TEMPO.CO, Denpasar -Menteri Hukum dan Hak Asasi Manusia Yasonna Hamonangan Laoly menganggap perdebatan terkait UU MD3 sudah terlalu panjang. "Ya namanya dinamika politik. Kalau enggak begitu nanti sudah satu tahun tidak jadi-jadi itu MD3," katanya seusai acara pembukaan Rapat Kerja Nasional (Rakernas) III PDI Perjuangan di Bali, Jumat, 23 Februari 2018.
Materi UU nomor 17 tahun 2014 tentang Majelis Permusyawaratan Rakyat, Dewan Perwakilan Rakyat, Dewan Perwakilan Daerah dan Dewan Perwakilan Rakyat Daerah (UU MD3). Menurut dia pihak DPR telah banyak mengajukan Daftar Inventaris Masalah (DIM).
Baca : Gandeng 122 Pengacara, PSI Ajukan Gugatan UU MD3 ke Mahkamah Konstitusi
"Penguatan legislasi, penambahan Mahkamah Kehormatan Dewan, kemudian penegasan tentang hak imunitas itu kan secara konstitusi ada," ujar Yasonna lagi.

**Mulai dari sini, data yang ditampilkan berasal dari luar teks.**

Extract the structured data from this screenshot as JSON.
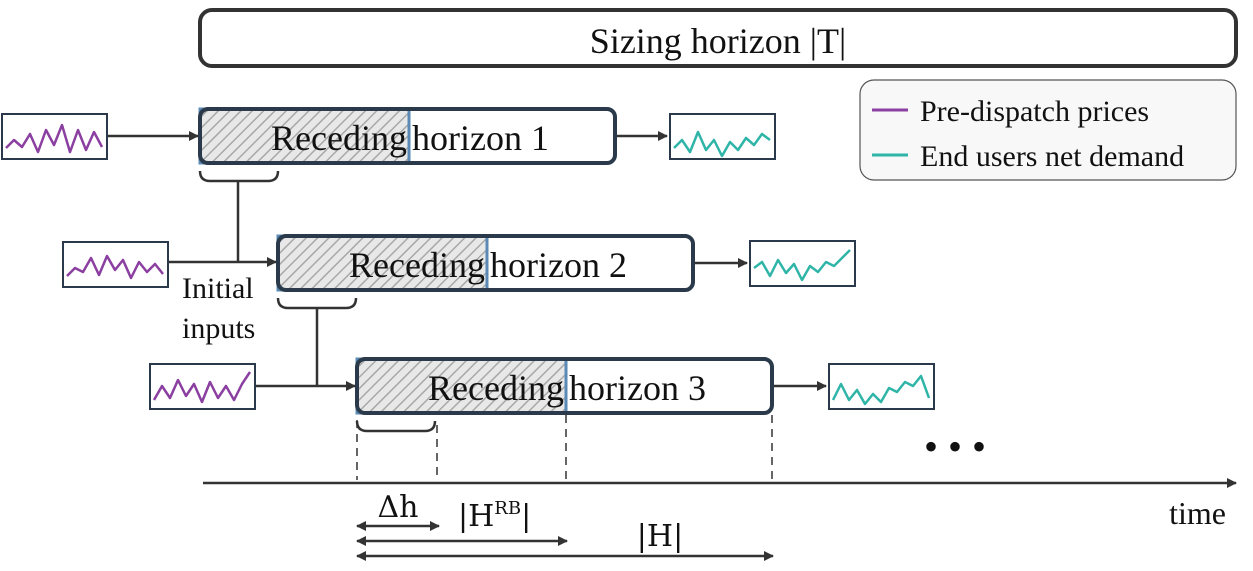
{
  "title": "Sizing horizon |T|",
  "legend": {
    "items": [
      {
        "label": "Pre-dispatch prices",
        "color": "#8b3fa0"
      },
      {
        "label": "End users net demand",
        "color": "#2fb5a8"
      }
    ]
  },
  "horizons": [
    {
      "label_a": "Receding",
      "label_b": "horizon 1"
    },
    {
      "label_a": "Receding",
      "label_b": "horizon 2"
    },
    {
      "label_a": "Receding",
      "label_b": "horizon 3"
    }
  ],
  "initial_inputs": {
    "line1": "Initial",
    "line2": "inputs"
  },
  "ellipsis": "• • •",
  "axis": {
    "label": "time"
  },
  "intervals": {
    "delta_h": "Δh",
    "h_rb_main": "|H",
    "h_rb_sup": "RB",
    "h_rb_close": "|",
    "h": "|H|"
  },
  "colors": {
    "prices": "#8b3fa0",
    "demand": "#2fb5a8",
    "hatch_border": "#5a8ab5"
  }
}
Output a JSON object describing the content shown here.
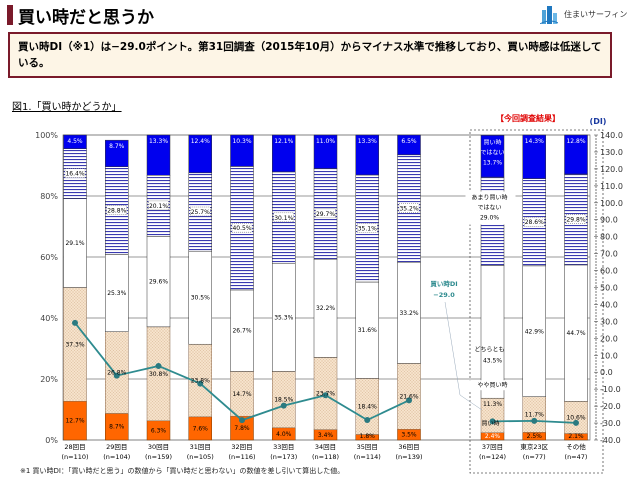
{
  "header": {
    "title": "買い時だと思うか",
    "logo_text": "住まいサーフィン"
  },
  "summary": "買い時DI（※1）は−29.0ポイント。第31回調査（2015年10月）からマイナス水準で推移しており、買い時感は低迷している。",
  "figure_title": "図1.「買い時かどうか」",
  "current_label": "【今回調査結果】",
  "footnote": "※1 買い時DI：「買い時だと思う」の数値から「買い時だと思わない」の数値を差し引いて算出した値。",
  "chart_data": {
    "type": "bar",
    "stacked": true,
    "categories": [
      {
        "name": "28回目",
        "n": "(n=110)"
      },
      {
        "name": "29回目",
        "n": "(n=104)"
      },
      {
        "name": "30回目",
        "n": "(n=159)"
      },
      {
        "name": "31回目",
        "n": "(n=105)"
      },
      {
        "name": "32回目",
        "n": "(n=116)"
      },
      {
        "name": "33回目",
        "n": "(n=173)"
      },
      {
        "name": "34回目",
        "n": "(n=118)"
      },
      {
        "name": "35回目",
        "n": "(n=114)"
      },
      {
        "name": "36回目",
        "n": "(n=139)"
      },
      {
        "name": "37回目",
        "n": "(n=124)"
      },
      {
        "name": "東京23区",
        "n": "(n=77)"
      },
      {
        "name": "その他",
        "n": "(n=47)"
      }
    ],
    "series": [
      {
        "name": "買い時",
        "color": "#ff6600",
        "values": [
          12.7,
          8.7,
          6.3,
          7.6,
          7.8,
          4.0,
          3.4,
          1.8,
          3.5,
          2.4,
          2.5,
          2.1
        ]
      },
      {
        "name": "やや買い時",
        "color": "#f6dfc3",
        "values": [
          37.3,
          26.8,
          30.8,
          23.8,
          14.7,
          18.5,
          23.7,
          18.4,
          21.6,
          11.3,
          11.7,
          10.6
        ]
      },
      {
        "name": "どちらとも",
        "color": "#ffffff",
        "values": [
          29.1,
          25.3,
          29.6,
          30.5,
          26.7,
          35.3,
          32.2,
          31.6,
          33.2,
          43.5,
          42.9,
          44.7
        ]
      },
      {
        "name": "あまり買い時ではない",
        "color": "#3a3ab0",
        "values": [
          16.4,
          28.8,
          20.1,
          25.7,
          40.5,
          30.1,
          29.7,
          35.1,
          35.2,
          29.0,
          28.6,
          29.8
        ]
      },
      {
        "name": "買い時ではない",
        "color": "#0000ee",
        "values": [
          4.5,
          8.7,
          13.3,
          12.4,
          10.3,
          12.1,
          11.0,
          13.3,
          6.5,
          13.7,
          14.3,
          12.8
        ]
      }
    ],
    "value_labels": [
      [
        "12.7%",
        "8.7%",
        "6.3%",
        "7.6%",
        "7.8%",
        "4.0%",
        "3.4%",
        "1.8%",
        "3.5%",
        "2.4%",
        "2.5%",
        "2.1%"
      ],
      [
        "37.3%",
        "26.8%",
        "30.8%",
        "23.8%",
        "14.7%",
        "18.5%",
        "23.7%",
        "18.4%",
        "21.6%",
        "11.3%",
        "11.7%",
        "10.6%"
      ],
      [
        "29.1%",
        "25.3%",
        "29.6%",
        "30.5%",
        "26.7%",
        "35.3%",
        "32.2%",
        "31.6%",
        "33.2%",
        "43.5%",
        "42.9%",
        "44.7%"
      ],
      [
        "16.4%",
        "28.8%",
        "20.1%",
        "25.7%",
        "40.5%",
        "30.1%",
        "29.7%",
        "35.1%",
        "35.2%",
        "29.0%",
        "28.6%",
        "29.8%"
      ],
      [
        "4.5%",
        "8.7%",
        "13.3%",
        "12.4%",
        "10.3%",
        "12.1%",
        "11.0%",
        "13.3%",
        "6.5%",
        "13.7%",
        "14.3%",
        "12.8%"
      ]
    ],
    "di": {
      "name": "買い時DI",
      "color": "#2e8b8f",
      "values": [
        29.1,
        -2.0,
        3.7,
        -6.7,
        -28.3,
        -19.7,
        -13.6,
        -28.2,
        -16.6,
        -29.0,
        -28.7,
        -29.9
      ],
      "callout": [
        "買い時DI",
        "−29.0"
      ]
    },
    "annotations": {
      "s4": [
        "買い時",
        "ではない"
      ],
      "s3": [
        "あまり買い時",
        "ではない"
      ],
      "s2": [
        "どちらとも"
      ],
      "s1": [
        "やや買い時"
      ],
      "s0": [
        "買い時"
      ]
    },
    "y_left": {
      "ticks": [
        "0%",
        "20%",
        "40%",
        "60%",
        "80%",
        "100%"
      ],
      "ylim": [
        0,
        100
      ]
    },
    "y_right": {
      "label": "(DI)",
      "ylim": [
        -40,
        140
      ],
      "ticks": [
        "-40.0",
        "-30.0",
        "-20.0",
        "-10.0",
        "0.0",
        "10.0",
        "20.0",
        "30.0",
        "40.0",
        "50.0",
        "60.0",
        "70.0",
        "80.0",
        "90.0",
        "100.0",
        "110.0",
        "120.0",
        "130.0",
        "140.0"
      ]
    },
    "grid": true
  }
}
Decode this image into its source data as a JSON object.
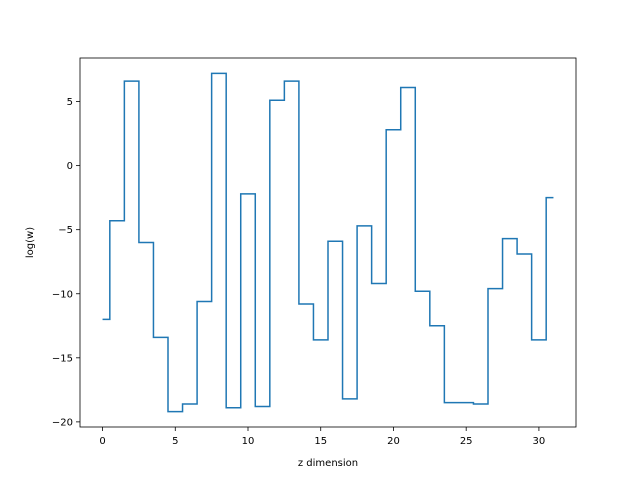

Menteri Yasonna menuturkan bahwa sebelumnya ada beberapa daftar yang membuat pihaknya tidak sependapat. "Itu terjadi perdebatan yang sangat panjang dengan DPR. Akhirnya ya daripada ini gagal kita terima," tuturnya. "Dan saya sudah mengingatkan mereka, ini potensial untuk digugat di Mahkamah Konstitusi."
Beberapa pasal di UU MD3 seperti tentang imunitas DPR dan pemanggilan paksa menuai kontroversi. DPR dianggap menjadi lembaga yang seolah-olah kebal hukum sekaligus juga antikritik.
Pasal-pasal yang banyak dikritik itu di antaranya adalah Pasal 122 huruf (k) yang mengatur wewenang Mahkamah Kehormatan Dewan untuk mengambil langkah hukum terhadap siapapun yang dianggap merendahkan martabat DPR.
Di bagian lain UU MD3, yang juga panen kritik adalah pasal 73 yang berisi kuasa DPR untuk bisa meminta kepolisian memanggil paksa, hingga menyandera setiap orang yang menolak hadir memenuhi panggilan DPR. Kepolisian Republik Indonesia diwajibkan memenuhi permintaan DPR dalam pasal ini.